A review by toastx2
Sock by Penn Jillette

1.0

Penn Jillette.. The louder half of Penn and Teller.

Penn wrote a book back in 2004. When i saw it in the book store, i said to myself, that looks awesome! The story is narrated by the sock monkey of a NYC Police Diver. Said diver runs across the body of an ex-girlfriend and spends the rest of the book determined to locate the killer and take him down. Did i mention it was narrated by a sock monkey?

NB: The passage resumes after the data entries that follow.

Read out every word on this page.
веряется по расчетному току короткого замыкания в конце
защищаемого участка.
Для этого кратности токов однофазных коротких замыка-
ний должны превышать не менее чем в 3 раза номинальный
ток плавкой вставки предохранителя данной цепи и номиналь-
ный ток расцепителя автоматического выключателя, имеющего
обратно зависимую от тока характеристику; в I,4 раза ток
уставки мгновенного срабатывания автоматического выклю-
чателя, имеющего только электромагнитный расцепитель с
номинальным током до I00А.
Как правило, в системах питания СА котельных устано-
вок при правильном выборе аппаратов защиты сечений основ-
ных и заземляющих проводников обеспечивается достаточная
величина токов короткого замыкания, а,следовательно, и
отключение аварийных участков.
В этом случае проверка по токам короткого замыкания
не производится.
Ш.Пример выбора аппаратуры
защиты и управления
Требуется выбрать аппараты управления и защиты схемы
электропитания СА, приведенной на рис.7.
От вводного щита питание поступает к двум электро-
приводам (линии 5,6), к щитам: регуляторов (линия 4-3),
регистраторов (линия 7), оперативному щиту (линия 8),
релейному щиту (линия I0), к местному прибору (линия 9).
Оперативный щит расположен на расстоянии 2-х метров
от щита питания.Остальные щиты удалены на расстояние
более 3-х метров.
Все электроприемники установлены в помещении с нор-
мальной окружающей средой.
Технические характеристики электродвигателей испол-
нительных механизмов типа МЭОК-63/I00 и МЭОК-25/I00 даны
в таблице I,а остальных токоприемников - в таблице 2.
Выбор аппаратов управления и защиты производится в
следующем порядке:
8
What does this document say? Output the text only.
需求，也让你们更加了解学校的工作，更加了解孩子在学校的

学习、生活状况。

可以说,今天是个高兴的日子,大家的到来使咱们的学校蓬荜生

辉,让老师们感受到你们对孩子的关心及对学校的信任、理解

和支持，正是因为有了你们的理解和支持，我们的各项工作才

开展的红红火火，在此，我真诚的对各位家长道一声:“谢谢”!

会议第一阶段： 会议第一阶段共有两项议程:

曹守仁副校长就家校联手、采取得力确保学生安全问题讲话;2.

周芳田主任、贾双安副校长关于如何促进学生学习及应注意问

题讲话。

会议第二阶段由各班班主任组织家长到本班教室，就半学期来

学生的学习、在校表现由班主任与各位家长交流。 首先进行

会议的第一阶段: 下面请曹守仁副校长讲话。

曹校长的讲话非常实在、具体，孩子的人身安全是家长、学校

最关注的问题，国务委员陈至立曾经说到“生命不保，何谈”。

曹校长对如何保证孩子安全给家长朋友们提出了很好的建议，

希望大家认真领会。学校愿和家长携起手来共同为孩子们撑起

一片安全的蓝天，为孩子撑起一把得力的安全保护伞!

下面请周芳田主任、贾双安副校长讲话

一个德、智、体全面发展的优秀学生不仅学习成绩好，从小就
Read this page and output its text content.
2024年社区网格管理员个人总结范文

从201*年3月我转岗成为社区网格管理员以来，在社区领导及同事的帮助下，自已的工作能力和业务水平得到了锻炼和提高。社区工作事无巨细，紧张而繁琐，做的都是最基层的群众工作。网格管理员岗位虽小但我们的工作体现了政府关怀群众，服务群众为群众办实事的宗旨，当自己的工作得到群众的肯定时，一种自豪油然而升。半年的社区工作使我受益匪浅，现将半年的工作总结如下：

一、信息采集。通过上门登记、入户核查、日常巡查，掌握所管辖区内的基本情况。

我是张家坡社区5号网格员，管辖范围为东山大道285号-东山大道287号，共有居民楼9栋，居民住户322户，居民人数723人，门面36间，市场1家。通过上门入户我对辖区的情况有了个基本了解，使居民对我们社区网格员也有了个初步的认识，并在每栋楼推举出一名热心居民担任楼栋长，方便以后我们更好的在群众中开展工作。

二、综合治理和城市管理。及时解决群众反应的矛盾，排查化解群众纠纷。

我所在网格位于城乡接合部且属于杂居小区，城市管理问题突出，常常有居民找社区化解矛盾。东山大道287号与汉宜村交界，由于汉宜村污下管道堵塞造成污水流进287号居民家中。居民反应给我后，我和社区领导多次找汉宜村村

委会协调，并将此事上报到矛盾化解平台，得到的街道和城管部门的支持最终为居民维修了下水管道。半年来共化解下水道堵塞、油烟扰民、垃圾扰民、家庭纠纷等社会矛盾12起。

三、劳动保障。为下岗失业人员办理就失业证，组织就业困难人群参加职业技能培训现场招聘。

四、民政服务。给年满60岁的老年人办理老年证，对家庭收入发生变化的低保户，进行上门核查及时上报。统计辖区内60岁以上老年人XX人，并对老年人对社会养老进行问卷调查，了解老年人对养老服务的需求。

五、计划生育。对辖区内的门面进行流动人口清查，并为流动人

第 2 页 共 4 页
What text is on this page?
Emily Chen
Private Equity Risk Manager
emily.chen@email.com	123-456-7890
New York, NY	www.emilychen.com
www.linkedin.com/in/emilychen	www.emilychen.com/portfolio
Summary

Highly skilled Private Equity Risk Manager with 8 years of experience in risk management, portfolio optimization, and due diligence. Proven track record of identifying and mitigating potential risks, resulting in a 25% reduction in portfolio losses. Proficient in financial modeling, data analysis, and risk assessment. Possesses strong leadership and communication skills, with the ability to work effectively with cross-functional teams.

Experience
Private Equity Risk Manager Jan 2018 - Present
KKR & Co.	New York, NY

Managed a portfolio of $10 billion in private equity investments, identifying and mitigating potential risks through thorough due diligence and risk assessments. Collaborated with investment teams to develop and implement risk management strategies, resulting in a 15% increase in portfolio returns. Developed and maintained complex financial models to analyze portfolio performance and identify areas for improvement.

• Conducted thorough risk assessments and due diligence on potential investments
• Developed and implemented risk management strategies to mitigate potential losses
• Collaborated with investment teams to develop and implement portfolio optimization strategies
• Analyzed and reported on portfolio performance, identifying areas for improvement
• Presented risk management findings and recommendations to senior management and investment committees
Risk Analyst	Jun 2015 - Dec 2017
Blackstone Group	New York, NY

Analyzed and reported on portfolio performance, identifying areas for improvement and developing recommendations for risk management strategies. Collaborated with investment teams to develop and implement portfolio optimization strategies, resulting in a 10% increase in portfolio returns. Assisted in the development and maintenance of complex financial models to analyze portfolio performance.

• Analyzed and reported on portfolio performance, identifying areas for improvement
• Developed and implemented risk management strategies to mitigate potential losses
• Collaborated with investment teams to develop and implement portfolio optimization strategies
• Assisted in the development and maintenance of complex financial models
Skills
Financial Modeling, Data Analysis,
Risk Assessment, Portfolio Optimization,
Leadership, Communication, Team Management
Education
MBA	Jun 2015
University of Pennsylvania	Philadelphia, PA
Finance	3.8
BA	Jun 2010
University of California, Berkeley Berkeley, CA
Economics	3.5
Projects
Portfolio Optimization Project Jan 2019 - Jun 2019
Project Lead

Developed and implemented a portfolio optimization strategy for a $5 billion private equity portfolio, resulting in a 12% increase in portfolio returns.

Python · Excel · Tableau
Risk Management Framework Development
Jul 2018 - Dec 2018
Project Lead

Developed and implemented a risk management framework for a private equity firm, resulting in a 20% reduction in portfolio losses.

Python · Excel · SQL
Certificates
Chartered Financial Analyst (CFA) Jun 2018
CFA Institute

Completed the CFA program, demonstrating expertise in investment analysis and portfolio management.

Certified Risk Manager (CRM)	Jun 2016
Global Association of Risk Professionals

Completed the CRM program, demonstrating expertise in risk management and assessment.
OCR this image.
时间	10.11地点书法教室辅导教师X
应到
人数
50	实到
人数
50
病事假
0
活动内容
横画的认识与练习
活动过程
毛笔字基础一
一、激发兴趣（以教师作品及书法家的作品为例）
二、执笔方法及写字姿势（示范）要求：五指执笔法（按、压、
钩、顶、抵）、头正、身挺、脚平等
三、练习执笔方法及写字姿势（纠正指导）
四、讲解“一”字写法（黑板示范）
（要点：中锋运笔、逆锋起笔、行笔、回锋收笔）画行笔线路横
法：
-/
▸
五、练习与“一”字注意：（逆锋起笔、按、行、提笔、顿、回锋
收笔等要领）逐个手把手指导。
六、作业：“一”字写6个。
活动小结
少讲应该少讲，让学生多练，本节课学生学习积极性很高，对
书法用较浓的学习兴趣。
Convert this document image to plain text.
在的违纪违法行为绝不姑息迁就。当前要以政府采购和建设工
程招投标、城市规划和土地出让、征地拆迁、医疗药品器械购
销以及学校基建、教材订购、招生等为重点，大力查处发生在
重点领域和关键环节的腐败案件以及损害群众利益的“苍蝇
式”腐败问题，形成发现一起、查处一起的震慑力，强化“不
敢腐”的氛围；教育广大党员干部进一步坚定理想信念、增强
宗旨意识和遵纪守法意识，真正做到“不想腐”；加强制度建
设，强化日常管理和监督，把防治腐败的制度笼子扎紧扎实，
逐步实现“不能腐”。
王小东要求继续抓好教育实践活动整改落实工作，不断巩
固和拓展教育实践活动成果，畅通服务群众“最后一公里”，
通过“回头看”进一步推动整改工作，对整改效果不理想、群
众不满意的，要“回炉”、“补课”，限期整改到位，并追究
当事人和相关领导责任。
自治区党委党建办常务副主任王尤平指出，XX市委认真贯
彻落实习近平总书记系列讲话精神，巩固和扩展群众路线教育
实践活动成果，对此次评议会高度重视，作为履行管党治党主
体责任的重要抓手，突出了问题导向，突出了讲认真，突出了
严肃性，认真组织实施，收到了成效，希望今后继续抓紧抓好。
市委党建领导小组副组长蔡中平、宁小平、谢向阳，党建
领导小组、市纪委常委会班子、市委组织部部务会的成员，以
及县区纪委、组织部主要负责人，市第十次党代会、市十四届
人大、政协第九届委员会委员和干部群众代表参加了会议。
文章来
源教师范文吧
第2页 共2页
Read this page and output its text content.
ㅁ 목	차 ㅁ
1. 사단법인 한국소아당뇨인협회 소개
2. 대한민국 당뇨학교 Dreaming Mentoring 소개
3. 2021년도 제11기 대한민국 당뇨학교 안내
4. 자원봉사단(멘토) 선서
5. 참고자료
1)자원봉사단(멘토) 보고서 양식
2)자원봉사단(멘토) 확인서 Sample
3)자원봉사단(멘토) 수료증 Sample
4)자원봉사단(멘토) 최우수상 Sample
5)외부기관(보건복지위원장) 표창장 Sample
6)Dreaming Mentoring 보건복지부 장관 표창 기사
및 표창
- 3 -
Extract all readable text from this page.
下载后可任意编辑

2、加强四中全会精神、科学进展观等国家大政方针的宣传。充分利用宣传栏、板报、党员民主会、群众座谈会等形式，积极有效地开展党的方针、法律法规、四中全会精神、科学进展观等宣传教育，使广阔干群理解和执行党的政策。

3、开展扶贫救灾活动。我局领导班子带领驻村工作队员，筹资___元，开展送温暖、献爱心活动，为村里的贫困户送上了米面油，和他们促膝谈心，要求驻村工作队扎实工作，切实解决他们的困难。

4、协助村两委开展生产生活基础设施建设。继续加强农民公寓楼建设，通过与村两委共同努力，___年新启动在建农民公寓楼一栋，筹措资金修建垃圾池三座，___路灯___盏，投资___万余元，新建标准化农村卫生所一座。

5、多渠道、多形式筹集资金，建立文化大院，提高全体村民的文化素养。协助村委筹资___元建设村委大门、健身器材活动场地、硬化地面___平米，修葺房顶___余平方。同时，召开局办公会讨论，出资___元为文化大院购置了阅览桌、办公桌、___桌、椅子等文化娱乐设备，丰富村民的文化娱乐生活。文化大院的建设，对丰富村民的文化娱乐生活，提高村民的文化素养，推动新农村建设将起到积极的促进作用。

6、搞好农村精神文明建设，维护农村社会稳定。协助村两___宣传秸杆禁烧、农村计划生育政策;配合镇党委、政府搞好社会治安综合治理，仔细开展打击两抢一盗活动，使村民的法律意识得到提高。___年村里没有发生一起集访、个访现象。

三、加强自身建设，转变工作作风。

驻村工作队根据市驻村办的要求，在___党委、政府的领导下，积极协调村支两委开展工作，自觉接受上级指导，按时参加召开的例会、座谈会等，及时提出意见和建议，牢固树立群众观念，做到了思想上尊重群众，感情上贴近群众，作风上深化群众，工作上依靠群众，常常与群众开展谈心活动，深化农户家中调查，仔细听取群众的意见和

The book (aptly named “Sock”) was one of the lousiest reads i have ever mucked through. The story was interesting. the characters kept me interested as the story progressed, i was surprised by the ending. the problem was the damn sock monkey. as far as narrators go, he was the most annoying, hard to follow story teller i have ever run across. i slogged through the book determined to find out who the killer was, but everytime someone asked me about the book i would tell them i hated it. it was annoying and painful to read.

I was not lying.

The monkey is overly descriptive, worse than Anne Rice, and we all know that she can describe a room for 50 pages with no difficulty. The monkey was full of itself and held itself up as if it were the worst thing ever created. it would tell stories and jokes. It would say dirty things and then put itself down for being dirty… and we are really talking 7th grade humor here.. so far from being truly dirty that it was once again annoying.

The monkey spent a fair amount of time in the past listening to the radio by itself. The damn monkey was written so that it would end nearly every paragraph with the lyrics of a song. You may think i am exaggerating, and i am, but not much. You would find odd paragraphs with no song reference, but most paragraphs… LYRICS. Just when you think you can get past the asinine phrases and buggy bits of the narrator character, he tosses out lyrics to a song. You compulsively stop what you are reading, make a mental check mark as to if you know where the lyrics come from , then continue. The continuation is painful. You FEEL the interruption.

The lyrics were occasionally witty in their placement, but more often than not they appear to have been part of a list Penn was trying to get through. A prefabricated list that if he didnt find a way to use completely, he would have felt as if his “Magic Trick” had failed. In this case, the magic trick being that Penn actually got people to finish this poorly written novel of junk phrases and decent ideas.

To be honest, though i finished it and enjoyed the core story, it took until page 112 out of 228 for it to begin to become passable. HALF the book… It became passable when the monkey got cut out a bit and we started reading text written by the killer. THOSE were fantastic passages. Kill the monkey narration by the killer. This would have been incredible.

Up until page 112, there was only one memorable paragraph.. I marked it in my book.

My honest opinion, post rant… DO NOT READ THIS BOOK. If you do, ask me for the good paragraph and then pick up on page 112. If the text gets sloppy, skip it. The pain is not worth it. I rarely hate books, but the damn sock monkey ruined this one for me. I finished it for story alone and hated the experience.